The following case has been referred to the Grand Chamber of the ECHR: Garib v. the Netherlands (application no. 43494/09) – concerning the complaint by a woman living on social welfare about residential restrictions in a district of Rotterdam as a result of which she was unable to freely choose her place of residence.
The applicant, Rohiniedevie Garib, is a Netherlands national who was born in 1971. She is a single mother of two whose sole source of income is social welfare.
Ms Garib settled in the Tarwewijk district of Rotterdam in 2005, having previously lived elsewhere. She was asked by the owner of the property which she was renting to vacate the place, as he wished to renovate it for his own use. He offered to let to her another property in the same area, to which she agreed, given that the new flat was bigger and more suitable for her and her two young children.
In the meantime, the Tarwewijk district of Rotterdam – an area of high unemployment – had been designated under the Inner City Problems (Special Measures) Act as an area in which taking up new residence was only possible with a housing permit. Ms Garib duly lodged a request for such a permit in March 2007. Her request was refused by the authorities on the grounds that she had not been a resident in the Rotterdam Metropolitan Region for the six years immediately preceding the introduction of her request. Moreover, since her income was not from work, she did not meet the income requirement that would have qualified her for an exemption from the length-of-residence requirement.
Ms Garib’s objection against that decision was dismissed by the city authorities and, in April 2008, the Regional Court dismissed her appeal. It argued in particular that the Inner City Problems (Special Measures) Act provided for the possibility of temporary restrictions on freedom of residence. Those restrictions aimed to reverse a process of overburdening the districts concerned by striving for a more mixed composition of residents from a socioeconomic point of view. Her further appeal was dismissed by the Council of State in February 2009. In September 2010 she moved to the municipality of Vlaardingen, where she still lives.

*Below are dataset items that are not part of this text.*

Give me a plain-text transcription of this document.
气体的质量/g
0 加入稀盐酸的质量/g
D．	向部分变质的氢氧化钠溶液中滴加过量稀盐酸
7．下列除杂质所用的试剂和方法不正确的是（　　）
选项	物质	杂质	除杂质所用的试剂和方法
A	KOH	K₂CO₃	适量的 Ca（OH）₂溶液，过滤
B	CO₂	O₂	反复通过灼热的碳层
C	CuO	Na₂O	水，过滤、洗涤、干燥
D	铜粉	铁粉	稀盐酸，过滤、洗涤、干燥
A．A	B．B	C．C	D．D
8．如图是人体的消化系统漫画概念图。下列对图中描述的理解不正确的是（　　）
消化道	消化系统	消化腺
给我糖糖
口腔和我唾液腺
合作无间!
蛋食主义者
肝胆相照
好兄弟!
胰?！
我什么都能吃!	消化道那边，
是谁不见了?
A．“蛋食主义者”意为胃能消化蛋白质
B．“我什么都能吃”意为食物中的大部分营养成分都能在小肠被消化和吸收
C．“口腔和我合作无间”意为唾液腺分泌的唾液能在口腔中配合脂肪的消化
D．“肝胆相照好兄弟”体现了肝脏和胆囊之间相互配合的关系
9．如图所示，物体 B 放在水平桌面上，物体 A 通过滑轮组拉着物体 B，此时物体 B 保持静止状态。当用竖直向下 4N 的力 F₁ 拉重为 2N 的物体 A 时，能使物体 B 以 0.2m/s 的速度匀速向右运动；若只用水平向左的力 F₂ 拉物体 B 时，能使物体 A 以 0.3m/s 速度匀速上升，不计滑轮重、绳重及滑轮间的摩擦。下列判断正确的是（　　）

Ms Garib complains that the Inner City Problems (Special Measures) Act and the related city legislation violated her rights under Article 2 of Protocol No. 4 (freedom of movement / freedom to choose one’s residence) to the European Convention on Human Rights.
In its Chamber judgment of 23 February 2016, the ECHR held, by fives to two, that there had been no violation of Article 2 of Protocol No. 4. The Chamber found that the measure pursued a legitimate aim – namely, it intended to reverse the decline of impoverished inner-city areas and to improve the quality of life – and it was proportionate to that aim. In particular, the relevant legislation included several safeguard clauses for those who did not qualify for a housing permit; and Ms Garib had not been prevented from taking up residence in areas of Rotterdam not covered by the legislation in question.
On 12 September 2016 the Grand Chamber Panel accepted Ms Garib’s request that the case be referred to the Grand Chamber.
Press Release ECHR 283 (2016) 13.09.2016
Redaktioneller Hinweis: Der Fall betrifft nicht eine „Wohnsitzauflage“ im engeren Sinne, sondern eine weniger einschneidende Einschränkung der Freizügigkeit (das Verbot, sich in einem bestimmten Stadtgebiet niederzulassen).